Tesla Inc.’s Dojo supercomputer may add as much as $500 billion to the company’s market value through faster adoption of robotaxis and network services, according to Morgan Stanley.
Dojo can open up “new addressable markets,” just like AWS did for Amazon.com Inc., analysts including Adam Jonas and Daniela M Haigian wrote in a note, upgrading the stock to overweight from equal-weight and raising its 12-month price target to a Street-high $400 per share from $250. Shares of Tesla, which have already more than doubled this year, rose as much as 4% in US premarket trading Monday.
The supercomputer, designed to handle massive amounts of data in training driving systems, may put Tesla at “an asymmetric advantage” in a market potentially worth $10 trillion, they wrote, and could make software and services the biggest value driver for Tesla from here onward.

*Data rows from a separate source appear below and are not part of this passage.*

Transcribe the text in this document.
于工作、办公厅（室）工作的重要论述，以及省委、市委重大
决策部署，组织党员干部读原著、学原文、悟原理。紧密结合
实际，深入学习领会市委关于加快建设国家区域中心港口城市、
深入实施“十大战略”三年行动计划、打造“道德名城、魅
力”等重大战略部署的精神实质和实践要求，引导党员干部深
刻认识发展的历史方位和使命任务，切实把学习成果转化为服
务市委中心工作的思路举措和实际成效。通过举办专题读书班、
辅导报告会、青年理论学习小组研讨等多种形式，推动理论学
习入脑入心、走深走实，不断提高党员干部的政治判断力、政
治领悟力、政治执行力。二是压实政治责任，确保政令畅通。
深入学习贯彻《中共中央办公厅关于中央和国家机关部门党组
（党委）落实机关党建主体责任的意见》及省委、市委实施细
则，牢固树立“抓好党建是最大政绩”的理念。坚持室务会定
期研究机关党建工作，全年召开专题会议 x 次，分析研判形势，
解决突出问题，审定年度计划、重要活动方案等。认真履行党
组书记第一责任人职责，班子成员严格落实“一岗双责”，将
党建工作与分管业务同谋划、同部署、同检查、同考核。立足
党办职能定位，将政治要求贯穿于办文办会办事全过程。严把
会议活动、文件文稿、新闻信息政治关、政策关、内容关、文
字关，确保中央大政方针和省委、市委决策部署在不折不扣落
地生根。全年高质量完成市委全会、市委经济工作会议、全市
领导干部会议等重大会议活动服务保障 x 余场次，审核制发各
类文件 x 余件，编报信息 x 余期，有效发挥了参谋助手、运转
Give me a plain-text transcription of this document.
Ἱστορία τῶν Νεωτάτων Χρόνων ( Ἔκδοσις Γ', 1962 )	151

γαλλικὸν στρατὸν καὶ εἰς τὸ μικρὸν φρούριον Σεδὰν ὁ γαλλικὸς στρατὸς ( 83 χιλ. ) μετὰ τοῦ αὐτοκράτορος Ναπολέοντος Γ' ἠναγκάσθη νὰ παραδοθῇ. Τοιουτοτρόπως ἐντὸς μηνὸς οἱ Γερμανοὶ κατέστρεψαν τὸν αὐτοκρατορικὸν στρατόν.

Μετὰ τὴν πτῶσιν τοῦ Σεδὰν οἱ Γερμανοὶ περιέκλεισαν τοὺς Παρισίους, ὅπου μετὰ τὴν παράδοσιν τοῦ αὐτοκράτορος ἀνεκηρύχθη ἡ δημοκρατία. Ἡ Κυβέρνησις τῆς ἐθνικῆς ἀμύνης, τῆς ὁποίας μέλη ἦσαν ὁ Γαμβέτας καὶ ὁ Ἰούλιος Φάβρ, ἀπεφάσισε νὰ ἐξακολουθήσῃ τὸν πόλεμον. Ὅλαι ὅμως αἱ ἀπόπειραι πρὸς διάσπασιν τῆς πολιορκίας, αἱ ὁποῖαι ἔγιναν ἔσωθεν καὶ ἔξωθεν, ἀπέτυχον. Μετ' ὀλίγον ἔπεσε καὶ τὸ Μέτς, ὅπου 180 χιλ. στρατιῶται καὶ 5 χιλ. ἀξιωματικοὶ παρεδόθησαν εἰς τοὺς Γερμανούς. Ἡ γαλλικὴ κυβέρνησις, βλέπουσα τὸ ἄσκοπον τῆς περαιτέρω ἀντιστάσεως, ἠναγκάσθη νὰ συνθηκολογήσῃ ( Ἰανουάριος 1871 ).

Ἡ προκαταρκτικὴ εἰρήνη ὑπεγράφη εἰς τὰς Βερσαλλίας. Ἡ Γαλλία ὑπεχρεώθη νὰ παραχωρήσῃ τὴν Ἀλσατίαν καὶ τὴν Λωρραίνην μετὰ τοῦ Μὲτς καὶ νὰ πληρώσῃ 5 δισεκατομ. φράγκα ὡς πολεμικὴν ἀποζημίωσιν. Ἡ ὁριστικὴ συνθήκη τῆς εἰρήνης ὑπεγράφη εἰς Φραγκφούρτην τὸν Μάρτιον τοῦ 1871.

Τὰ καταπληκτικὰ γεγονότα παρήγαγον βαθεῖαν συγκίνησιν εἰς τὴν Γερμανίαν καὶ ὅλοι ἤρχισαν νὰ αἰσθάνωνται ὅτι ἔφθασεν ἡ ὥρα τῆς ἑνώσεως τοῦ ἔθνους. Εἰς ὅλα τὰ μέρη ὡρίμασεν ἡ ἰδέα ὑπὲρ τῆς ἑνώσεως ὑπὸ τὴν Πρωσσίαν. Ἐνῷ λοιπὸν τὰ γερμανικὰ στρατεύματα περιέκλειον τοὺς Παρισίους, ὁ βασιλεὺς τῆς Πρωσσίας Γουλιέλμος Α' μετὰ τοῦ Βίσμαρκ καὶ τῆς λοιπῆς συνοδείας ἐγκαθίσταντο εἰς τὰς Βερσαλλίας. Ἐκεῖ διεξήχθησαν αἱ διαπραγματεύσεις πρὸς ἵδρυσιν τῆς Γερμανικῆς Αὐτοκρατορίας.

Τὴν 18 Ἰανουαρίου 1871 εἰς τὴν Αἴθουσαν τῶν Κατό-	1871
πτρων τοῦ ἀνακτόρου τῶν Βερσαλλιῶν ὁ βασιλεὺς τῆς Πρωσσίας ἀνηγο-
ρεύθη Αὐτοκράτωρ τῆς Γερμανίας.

The next version of Tesla’s full self-driving system, expected by year-end, and the company’s Artificial Intelligence day in early 2024 are worth watching, they added.
Tesla has been mentioning how Dojo gives it an edge in AI and self-driving technology since at least 2021. In July this year, CEO Elon Musk told investors that the carmaker plans to invest more than $1 billion on the project by the end of 2024.
That base-case target from Morgan Stanley would put the stock near its record close of $409.97 in November 2021. That makes the firm a notable outlier: The average price target among analysts tracked by Bloomberg is $268.42.
“The more we looked at Dojo, the more we realized the potential for underappreciated value in the stock,” the Morgan Stanley analysts said.